Senior Security Analyst (ITS-Civil Service)

About The Position

Requirements

• Knowledge of mainframe, PC, network, and Internet hardware, architecture, operating systems, and software.
• Knowledge of systems programming or applications programming.
• Knowledge of security software packages.
• Knowledge of information access techniques and technologies.
• Ability to review security policies, analyze risk, and make recommendations.
• Ability to remain on call for emergencies.
• Communicating effectively verbally and in writing.
• Establishing and maintaining effective working relationships.
• EDUCATION: Bachelor's degree in computer science, science, math or business fields.
• EXPERIENCE: Three (3) years of operational experience in information security administration, including management and support of Microsoft Windows Active Directory, Intrusion Detection and Prevention Systems (IDS/IPS), CrowdStrike, SIEM platforms, and Okta or comparable security technologies.
• LICENSES: Valid driver's license with good driving record
• OTHER REQUIREMENTS: Must be able to pass a TSA background check.

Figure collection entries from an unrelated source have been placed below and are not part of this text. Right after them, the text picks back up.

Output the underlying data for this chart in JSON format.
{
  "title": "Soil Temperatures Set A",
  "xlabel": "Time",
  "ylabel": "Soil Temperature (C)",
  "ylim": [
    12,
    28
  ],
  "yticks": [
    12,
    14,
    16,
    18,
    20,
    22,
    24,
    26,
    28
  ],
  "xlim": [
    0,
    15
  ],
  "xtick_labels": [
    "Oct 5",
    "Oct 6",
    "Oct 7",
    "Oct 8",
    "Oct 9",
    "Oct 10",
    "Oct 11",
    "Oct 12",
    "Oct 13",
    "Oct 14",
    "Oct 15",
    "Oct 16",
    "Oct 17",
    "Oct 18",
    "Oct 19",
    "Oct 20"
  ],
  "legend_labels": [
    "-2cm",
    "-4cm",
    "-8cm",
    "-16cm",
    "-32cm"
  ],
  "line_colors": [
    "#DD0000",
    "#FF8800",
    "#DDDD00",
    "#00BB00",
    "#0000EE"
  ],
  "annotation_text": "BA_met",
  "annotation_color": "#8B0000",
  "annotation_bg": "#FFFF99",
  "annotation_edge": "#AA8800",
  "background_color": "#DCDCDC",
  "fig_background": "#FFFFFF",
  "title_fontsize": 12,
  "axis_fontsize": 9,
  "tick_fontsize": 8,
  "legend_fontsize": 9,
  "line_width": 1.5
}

Subject to twenty-four/seven (24/7) emergency call- out for some divisions.

Responsibilities

• Assesses, evaluates, identifies, and determines information risk; facilitates remediation measures of identified vulnerabilities for IT security and IT risk across the City of Dallas IT infrastructures; reports on findings and makes recommendations for corrective action; performs vulnerability assessments as assigned utilizing IT security tools and methodologies.
• Designs, installs, and maintains security software packages; issues passwords and proper authorization for system access to ensure protection of computer software and data files on the City's mainframe and LAN computers.
• Analyzes changes in the operating system, data fields, and software to ensure appropriate safeguards are maintained on the system; evaluates and analyzes alarms from the security applications and respond accordingly; reviews reports from the systems.
• Develops procedures and contingency plans for disaster recovery including establishing off-site storage of back-up computer tapes; tests the procedures to ensure adequate recovery can be accomplished for data files and software.
• Performs and conducts internal audits of computer facilities to ensure operating procedures are being followed and develops risk analysis and vulnerability studies of software and physical security.
• Communicates with vendors, users, and system programmers to coordinate the development and implementation of enhancements and maintenance to the installed security software systems.
• Develops and drafts detailed reports on security measures and risk mitigation activities.
• Performs any and all other work as needed or assigned.